Saturday, June 7, 2008

Warner Music Stops Playing Music And Starts Playing Hardball With Last.fm

Warner Music was one of the first labels to sign a deal with Last.fm to allow streaming of their music from the site, back in February 2007, back then it was for use in last.fm's smart radio application, but a year later all the music became available on demand. However in the last couple of days it looks like Warner have quietly pulled their music from the on demand feature, there haven't been any official press releases or anything I've seen. Journalists have contacted Warner regarding the music availability and Warner have confirmed that their deal with last.fm has expired.

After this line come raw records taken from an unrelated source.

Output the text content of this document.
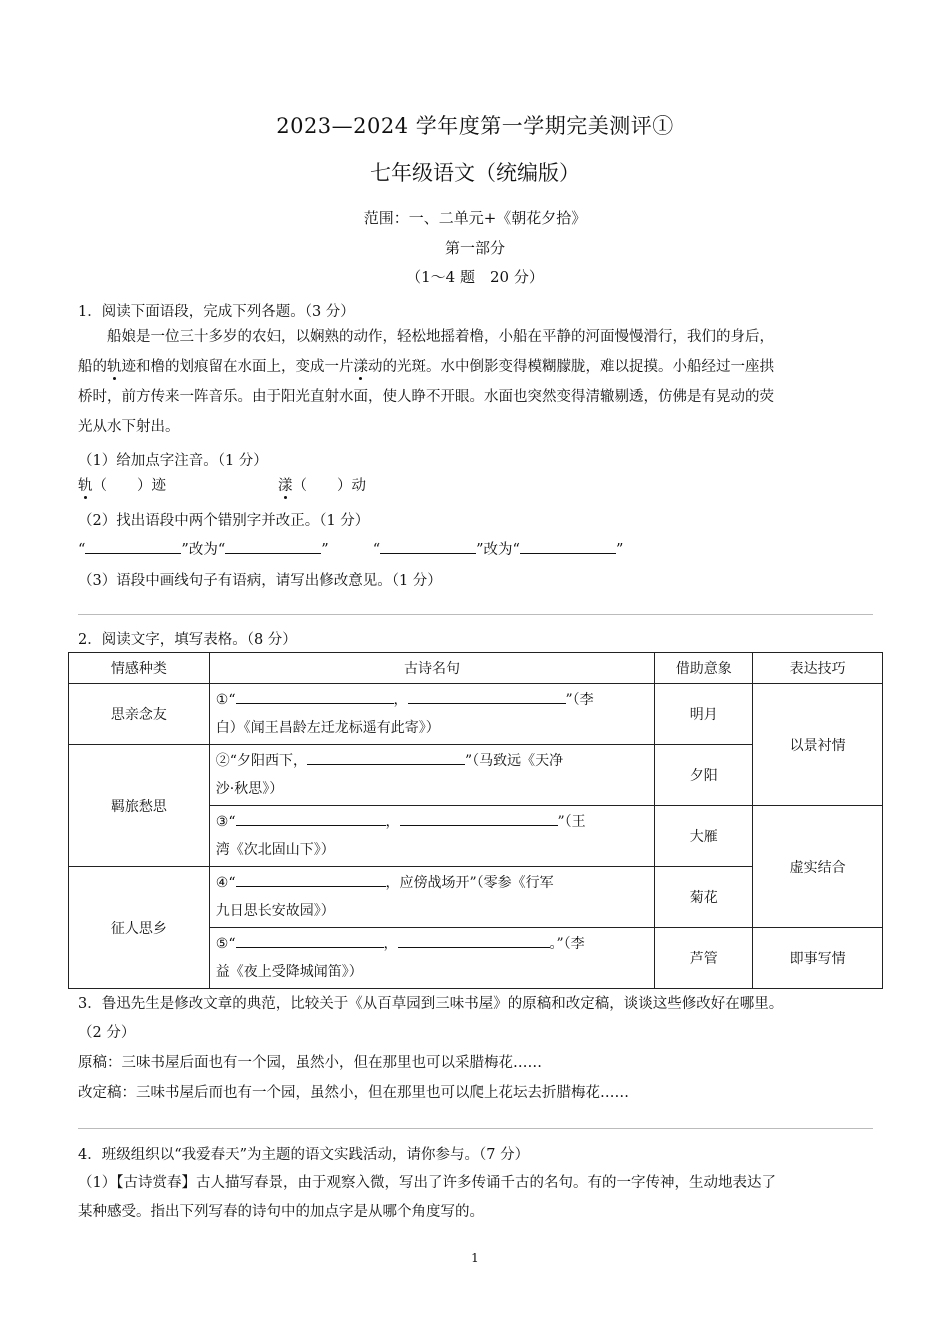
2023—2024 学年度第一学期完美测评①
七年级语文（统编版）
范围：一、二单元+《朝花夕拾》
第一部分
（1～4 题　20 分）
1．阅读下面语段，完成下列各题。（3 分）
船娘是一位三十多岁的农妇，以娴熟的动作，轻松地摇着橹，小船在平静的河面慢慢滑行，我们的身后，
船的轨迹和橹的划痕留在水面上，变成一片漾动的光斑。水中倒影变得模糊朦胧，难以捉摸。小船经过一座拱
桥时，前方传来一阵音乐。由于阳光直射水面，使人睁不开眼。水面也突然变得清辙剔透，仿佛是有晃动的荧
光从水下射出。
（1）给加点字注音。（1 分）
轨（ ）迹	漾（ ）动
（2）找出语段中两个错别字并改正。（1 分）
“	”改为“	”	“	”改为“	”
（3）语段中画线句子有语病，请写出修改意见。（1 分）
2．阅读文字，填写表格。（8 分）
情感种类	古诗名句	借助意象	表达技巧
思亲念友	①“ ， ”（李
白）《闻王昌龄左迁龙标遥有此寄》）	明月	以景衬情
羁旅愁思	②“夕阳西下， ”（马致远《天净
沙·秋思》）	夕阳	
	③“ ， ”（王
湾《次北固山下》）	大雁	虚实结合
征人思乡	④“ ，应傍战场开”（零参《行军
九日思长安故园》）	菊花	
	⑤“ ， 。”（李
益《夜上受降城闻笛》）	芦管	即事写情
3．鲁迅先生是修改文章的典范，比较关于《从百草园到三味书屋》的原稿和改定稿，谈谈这些修改好在哪里。
（2 分）
原稿：三味书屋后面也有一个园，虽然小，但在那里也可以采腊梅花……
改定稿：三味书屋后而也有一个园，虽然小，但在那里也可以爬上花坛去折腊梅花……
4．班级组织以“我爱春天”为主题的语文实践活动，请你参与。（7 分）
（1）【古诗赏春】古人描写春景，由于观察入微，写出了许多传诵千古的名句。有的一字传神，生动地表达了
某种感受。指出下列写春的诗句中的加点字是从哪个角度写的。
1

My guess as to what this really means is that Warner are re-negotiating this deal, and most likely have been renegotiating since February. Now that they have financial investments in imeem, lala and myspace music the last.fm relationship probably doesn't look so favorable in comparison and perhaps they're shooting for more. I doubt they'll be negotiating for equity, instead they'll be shooting for higher per stream rates and unsurprisingly last.fm wouldn't like this. So, Warner is forcing the issue, and this is the result.

I don't doubt a resolution will be reached, but Warner can afford to wait, after all they have their investment in imeem and imeem is a far more popular site these days. They might even hope that this pushes some last.fm users to imeem, although judging by many of the blogs a large number of last.fm users have never heard of imeem. The reaction to last.fm's limited on demand service saw many bloggers (who clearly had aspirations to 'real journalism') praising last.fm's free ad supported services as a giant step forward, which is was for last.fm users who had never tried imeem in the months prior to last.fm's announcment of their more restricted service. (to be fair, that author had previously posted about imeem and didn't like it at the time, the conspiracy theorist in me also notes that CNET and Last.fm are now both part of the same company)

Actually, imeem is a great site to help you spot tech bloggers who don't have a clue, since it has a name that's nothing to do with music and because it's the biggest site in the internet music game. It gets overlooked all the time by bloggers who'll write huge articles about muxtape, songza or last.fm when they come forth with features that are core to imeem's site. Even big sites like techcrunch have a blind spot for it, writing several articles about a music site called 'meemix' which has clearly had some inspiration for their name.

Projectplaylist is another great blogger blindspot, the bloggers should take all their muxtape love and split it equally between projectplaylist/imeem (music lovers) and muxtape (lovers of minimalist design). Judging by the descending alexa/compete/quantcast stats for muxtape, interest in the site is already dropping off and users are probably going elsewhere anyway, in the end muxtape's brief popularity may have primarly served to alert the blogging community to these existing services. Of course this is where I point out that one of my earlier predictions for muxtape's legal future may have been wide of the mark since they were based on the assumption that muxtape's rapid growth would continue for more than a couple of months. It may still happen, muxtape had a bad month with bizarre database corruption and downtime at their co-lo so that could be partially responsible for their poor showing.

Sunday, June 1, 2008

Explosion Takes ThePlanet Offline

Wow! apparently an electrical explosion blew holes through walls at this Texas data center and because of the nature of the event the Fire Department has basically told the facility managers that they can't bring the backup generators online. It just shows you that no matter how many backup measures you have in place your site can still go down.

Sounds like Muxtape was one of the sites affected, although, I think they may still be hosting the files on amazon s3 so if you've been compiling links to all their tunes you might still be able to access them.